Gene-editing technologies aim to make precise changes to a gene’s DNA sequence, potentially correcting the underlying mutation in a particular disease. If successful in target cells, these changes can be permanent.
CRISPR is a gene technology that works like a pair of molecular scissors to cut DNA at specific locations, allowing researchers to add, delete, or replace genetic material. It includes two essential components: an enzyme that cuts the DNA, and a guide RNA, a small piece of RNA that guides the enzyme to the exact gene location that needs to be changed.
By innovating in both clinical development and approval pathways, Aurora is showing the true promise of gene editing for patients who were previously out of reach.
“Since its discovery, CRISPR has offered the promise of treating the root causes of genetic disease, but we lacked a scalable way to bring those therapies to patients with rare mutations,” said Doudna, who published a paper on CRISPR in 2012 with a research partner. The pair went on to win the Nobel Prize in chemistry in 2020.

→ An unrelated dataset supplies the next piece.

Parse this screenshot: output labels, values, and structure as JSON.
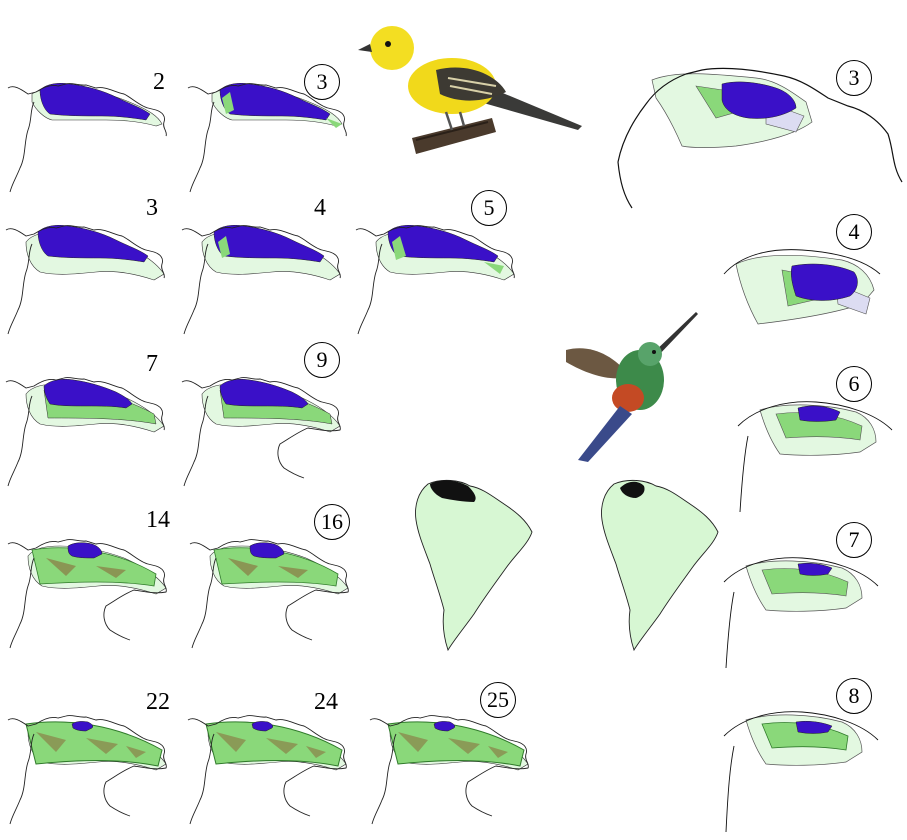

“By innovating in both clinical development and approval pathways, Aurora is showing the true promise of gene editing for patients who were previously out of reach,” Doudna said.
Aurora platform uses umbrella approach to gene editing
Aurora’s platform will leverage modular gene editors and new regulatory pathways to develop CRISPR gene-editing therapies able to correct disease-causing mutations. The treatments can be customized for other variants of the same gene by using different guide RNAs, allowing the combination of multiple rare mutations within the same gene into a unified development pathway.

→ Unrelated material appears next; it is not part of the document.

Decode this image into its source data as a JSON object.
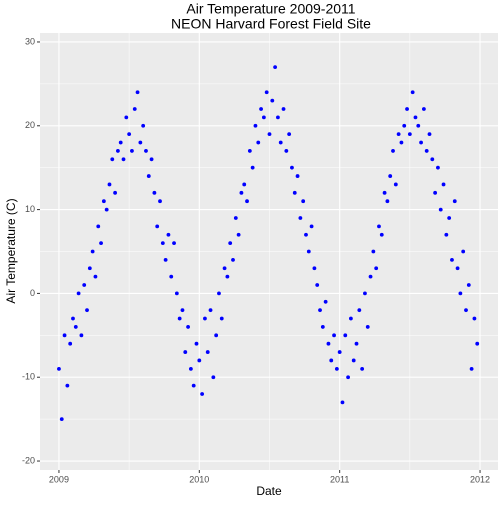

This umbrella approach may help advance several mutation-specific gene-editing treatments in parallel, establishing an economically and operationally viable process.
The U.S. Food and Drug Administration is also establishing a regulatory pathway that enables the approval of a therapeutic platform that can be adapted for different mutations, allowing personalized therapies to move to market faster. The plausible mechanism pathway is designed to accelerate the approval of personalized therapies by relying on a small number of successful cases with meaningful clinical improvement rather than large clinical trials.
Aurora’s initial program focuses on phenylketonuria, a metabolic disorder caused by mutations in the PAH gene that lead to toxic elevations of phenylalanine, a protein building block, in the blood.